Le Beta Band est enfin en Australie pour la première fois et le sentiment d'occasion est fort dans la salle bien avant qu'une note ne soit jouée ce soir.

Pour beaucoup de participants, Beta Band n’est pas seulement un groupe indépendant réuni. Ils font partie des grands « Et si ? Groupes de musique britanniques. Un groupe dont l'influence a largement dépassé son succès commercial et dont la volonté de confronter le psychédélisme, le hip-hop, le folk, la musique ambiante et l'électronique expérimentale a contribué à tracer un plan pour le paysage fluide des genres qui a suivi.

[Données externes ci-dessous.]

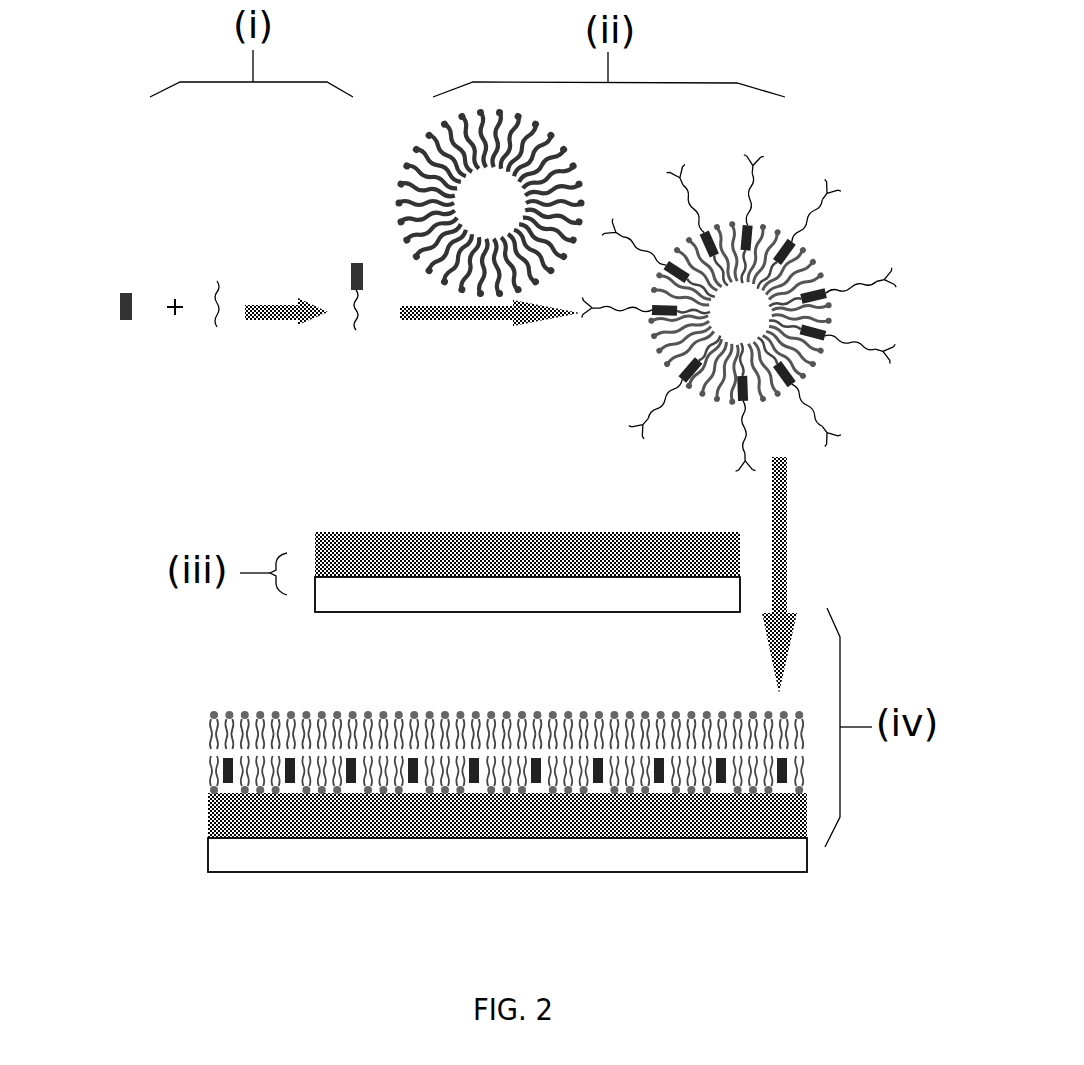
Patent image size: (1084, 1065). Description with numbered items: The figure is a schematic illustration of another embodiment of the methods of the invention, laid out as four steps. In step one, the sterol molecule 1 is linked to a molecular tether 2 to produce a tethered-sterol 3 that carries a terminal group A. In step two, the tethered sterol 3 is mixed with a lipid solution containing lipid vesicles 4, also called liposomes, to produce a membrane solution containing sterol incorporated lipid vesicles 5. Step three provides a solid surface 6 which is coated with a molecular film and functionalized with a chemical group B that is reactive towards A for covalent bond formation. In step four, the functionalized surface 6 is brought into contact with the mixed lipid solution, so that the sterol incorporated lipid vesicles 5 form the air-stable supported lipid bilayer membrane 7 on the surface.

The sterol molecule 1 is at (115, 265).
The molecular tether 2 is at (213, 240).
The tethered-sterol 3 is at (345, 250).
The lipid vesicles 4 is at (590, 158).
The sterol incorporated lipid vesicles 5 is at (790, 163).
The solid surface 6 is at (433, 508).
The air-stable supported lipid bilayer membrane 7 is at (195, 710).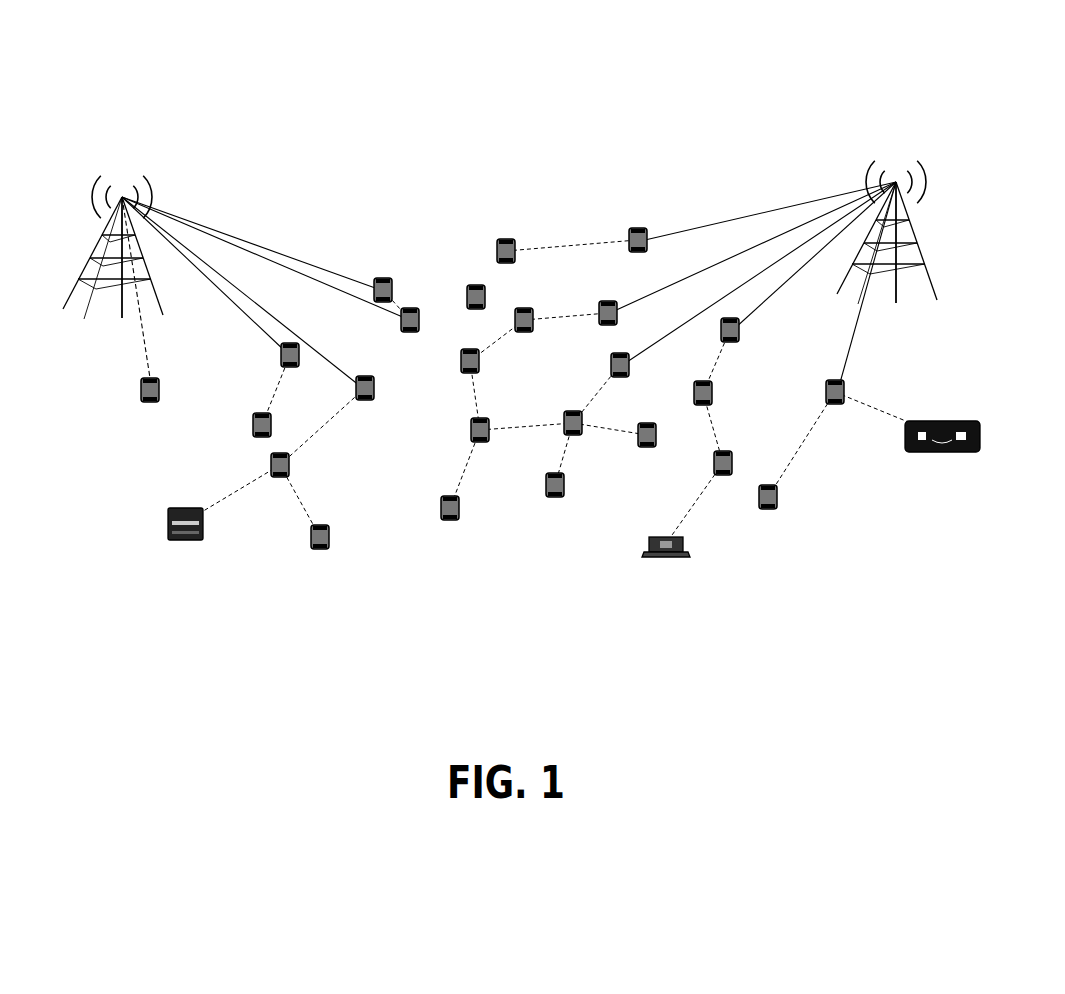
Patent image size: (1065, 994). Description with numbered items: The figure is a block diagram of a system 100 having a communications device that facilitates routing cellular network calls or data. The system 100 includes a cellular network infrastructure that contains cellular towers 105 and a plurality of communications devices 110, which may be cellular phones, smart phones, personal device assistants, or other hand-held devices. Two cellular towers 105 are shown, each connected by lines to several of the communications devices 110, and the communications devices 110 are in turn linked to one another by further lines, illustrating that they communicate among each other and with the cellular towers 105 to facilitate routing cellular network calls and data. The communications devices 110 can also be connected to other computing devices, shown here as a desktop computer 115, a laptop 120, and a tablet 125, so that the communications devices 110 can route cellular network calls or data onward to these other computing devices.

The system 100 is at (667, 103).
The cellular tower 105 is at (950, 146).
The communications device 110 is at (641, 229).
The desktop computer 115 is at (980, 422).
The laptop 120 is at (681, 540).
The tablet 125 is at (183, 511).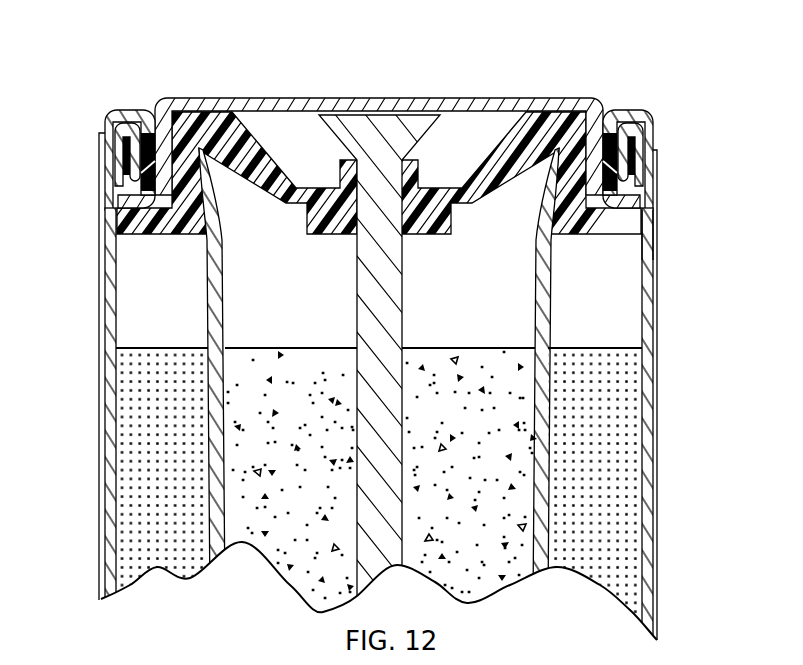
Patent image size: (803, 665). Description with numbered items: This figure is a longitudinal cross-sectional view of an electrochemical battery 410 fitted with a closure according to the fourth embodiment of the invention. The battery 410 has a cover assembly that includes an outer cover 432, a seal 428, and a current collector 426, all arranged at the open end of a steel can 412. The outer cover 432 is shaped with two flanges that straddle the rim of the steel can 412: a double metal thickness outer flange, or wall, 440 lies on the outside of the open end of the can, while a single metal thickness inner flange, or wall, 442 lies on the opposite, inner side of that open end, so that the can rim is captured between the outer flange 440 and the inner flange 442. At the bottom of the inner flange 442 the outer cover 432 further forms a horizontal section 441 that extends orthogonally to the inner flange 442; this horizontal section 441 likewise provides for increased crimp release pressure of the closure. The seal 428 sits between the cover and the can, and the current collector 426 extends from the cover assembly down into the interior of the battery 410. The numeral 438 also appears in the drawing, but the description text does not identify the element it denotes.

The battery 410 is at (72, 238).
The steel can 412 is at (648, 398).
The current collector 426 is at (393, 311).
The seal 428 is at (233, 147).
The outer cover 432 is at (413, 99).
The outer insulating jacket 438 is at (660, 457).
The horizontal section 441 is at (655, 228).
The outer flange (wall) 440 is at (647, 130).
The inner flange (wall) 442 is at (600, 125).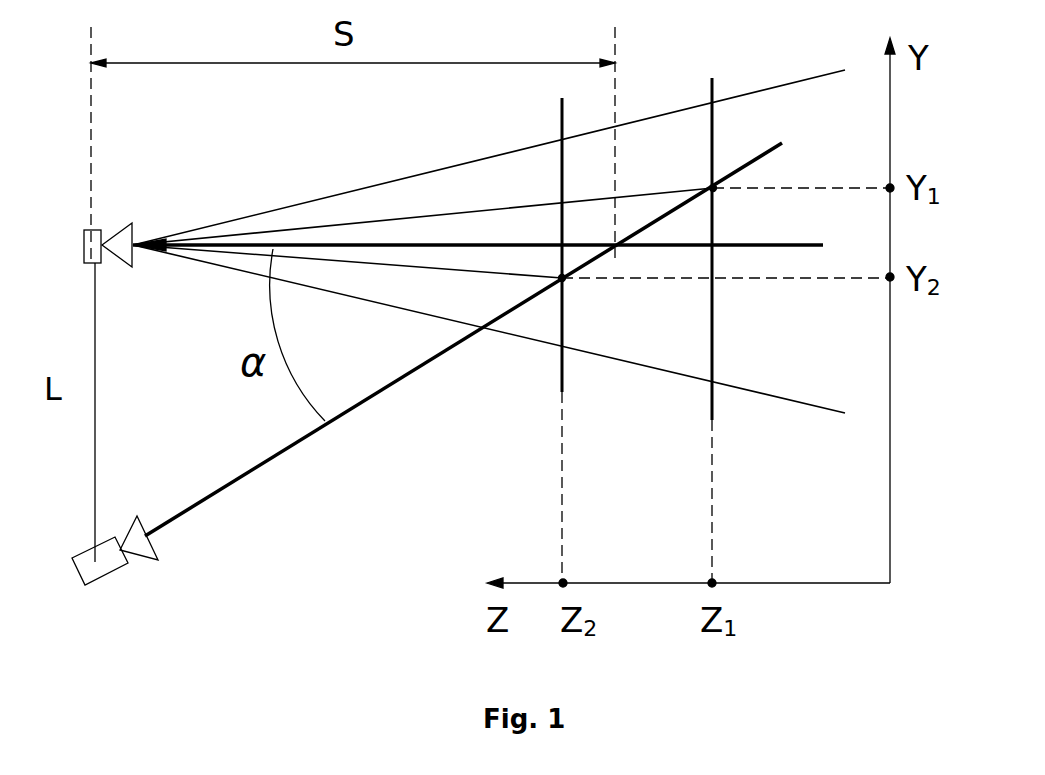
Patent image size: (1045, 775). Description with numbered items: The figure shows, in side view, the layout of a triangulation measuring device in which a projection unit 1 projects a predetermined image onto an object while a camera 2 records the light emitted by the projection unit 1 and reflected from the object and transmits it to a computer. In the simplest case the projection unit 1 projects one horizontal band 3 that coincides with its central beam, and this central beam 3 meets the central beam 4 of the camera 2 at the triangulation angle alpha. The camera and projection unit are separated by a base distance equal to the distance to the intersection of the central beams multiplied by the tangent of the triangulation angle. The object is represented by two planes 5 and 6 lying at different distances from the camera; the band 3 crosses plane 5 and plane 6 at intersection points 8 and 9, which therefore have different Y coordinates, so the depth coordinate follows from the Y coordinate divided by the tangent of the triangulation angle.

The projection unit 1 is at (93, 586).
The camera 2 is at (88, 232).
The central beam of the projection unit (horizontal band) 3 is at (780, 146).
The central beam of camera 4 is at (782, 248).
The plane 5 is at (560, 365).
The plane 6 is at (712, 405).
The intersection point 8 is at (568, 283).
The intersection point 9 is at (708, 185).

La scène elle-même donne des indices sur la soirée à venir. Les instruments semblent occuper chaque parcelle de terrain disponible. Guitares, claviers, percussions et divers équipements sont disséminés sur la scène, flanqués de deux batteries complètes. Au-dessus de tout cela se trouve peut-être l'accessoire de scène le plus étrange de la soirée : un curieux oiseau bleu assis sur un perchoir, surveillant tranquillement les débats comme un esprit gardien psychédélique. Il est immédiatement clair que ce ne sera pas un spectacle de rock traditionnel.

Le public lui-même raconte une partie de l’histoire. Il y a des fans plus âgés qui ont acheté Les trois EP lors de sa première apparition en 1998, des auditeurs plus jeunes qui ont découvert le groupe via des services de streaming et des recommandations de fouille de caisses, et beaucoup qui ont fait la connaissance de « Dry The Rain » grâce à sa performance désormais légendaire de 1998. Haute fidélité.

Lorsque le groupe arrive enfin, ils sont accueillis comme des héros de retour, même s'ils n'ont jamais joué ici auparavant. Steve Mason, Richard Greentree, John Maclean et Robin Jones se produisent avec la confiance de musiciens qui savent exactement à quel point leur catalogue reste inhabituel. Tout au long de la nuit, ils changent constamment d'instruments, troquant les guitares contre les claviers, les percussions contre l'électronique, créant ainsi la sensation d'un groupe en mouvement constant. Il n’y a aucune tentative de moderniser ou de repenser le matériel. Les chansons parlent d'elles-mêmes.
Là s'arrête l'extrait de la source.